The BAL as cellular biosensor
The development of an effective supporting system for the three-dimensional cultivation of human hepatocytes, induce us to explore innovative applications of the bioreactor. The hepatotoxicity evaluation in pharmaceutical, cosmetic and food products, is mandatory for the trade of new products. This is particularly restricted in the pharmaceutical sector, in which the development of new drugs costs about ten million euros. In most cases these costs ought to be multiplied for hundreds molecules that are at the end pulled back for pharmacokinetic and/or pharmacodynamic profile lacking. The failure of the new molecule can depend to the different types of pharmaceutical interactions or to the undesirable toxic effects appearing during post-marketing monitoring.
The need to solve the problem of the reduced hepatocytes availability in experimentation convinced us to plan and realize, in collaboration with RanD ( a company specialized in realizing medical devices), BAL miniaturization. So, a “mini BAL” was built and it is capable of containing up to 300 million human cells. MiniBAL is a system for in vitro analysis of new molecules hepatotoxicity, that have direct effect to synthetic and/or metabolic capability of the cell, produced by the pharmaceutical, cosmetic and food industry, in a premature phase of the developing process. Basically, this device can be considered as a cellular biosensor that is capable of verifying the hepatotoxicity of pharmaceutical, cosmetic and food products using cellular systems that not only are related to the organ functions, but also to the peculiarity of species. The reduction of the number of hepatocytes to use would permit us to realize multiple toxicological profiles, using a single hepatocytic sample and to get important information for toxicological and pharmacologic screening of a big number of molecules in the pre-clinic development phase. This would allow to one of miniBAL’s application to be an intermediate between in vitro and clinic experimentation. At the same time this miniBAL can be used as an alternative method to animal experimentation, satisfying the common demand of validating systems that would lead to a reduced usage of animals. In our Centre we studied the effects of amphetamine’s administration, a substance with strong hepatocytic toxicity, on functionality and on hepatic vitality indexes during 7 days using three different doses.
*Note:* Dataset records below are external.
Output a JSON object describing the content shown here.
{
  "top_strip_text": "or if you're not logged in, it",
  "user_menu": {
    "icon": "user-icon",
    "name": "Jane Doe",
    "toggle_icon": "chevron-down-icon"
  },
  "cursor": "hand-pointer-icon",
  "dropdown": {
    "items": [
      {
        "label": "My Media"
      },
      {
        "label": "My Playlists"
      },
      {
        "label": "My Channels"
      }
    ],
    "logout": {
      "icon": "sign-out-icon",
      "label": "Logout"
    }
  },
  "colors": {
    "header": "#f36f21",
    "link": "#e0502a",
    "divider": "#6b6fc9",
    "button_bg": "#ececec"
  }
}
The preliminary results showed a reduced capability for human hepatocytes to convert ammonium in urea, that is directly related to the dose administrated and reversible with the treatment suspension . Currently, an international leader company in the field of immunoderivativesproducts commissioned the analysis, with the support of miniBAL system, of a molecule’s hepatotoxicity that will be an innovative and promising therapy in some types of tumor. Preliminary results showed a reduction of hepatic function parameters related to the concentrations that were used.
The Centre of Biotechnology is planning to realize, in collaboration with Bio TekNet consortium company, a bioartificial micro liver, with a reduced tridimensional structure. A further miniaturization will permit to realize a system in which several bioartificial liver, arranged in parallel, will examine the hepatotoxicity in more compounds or in several concentrations of the same compound. It will decrease all the issues connected to biological variability and contributing in reducing the costs and the time spent in clinical experimentations. Moreover, in the Centre will be realized a bank for cryopreserved human hepatocytes, where functional and vital hepatic cells will be available, without waiting for the episodic resection, making the whole process more effective.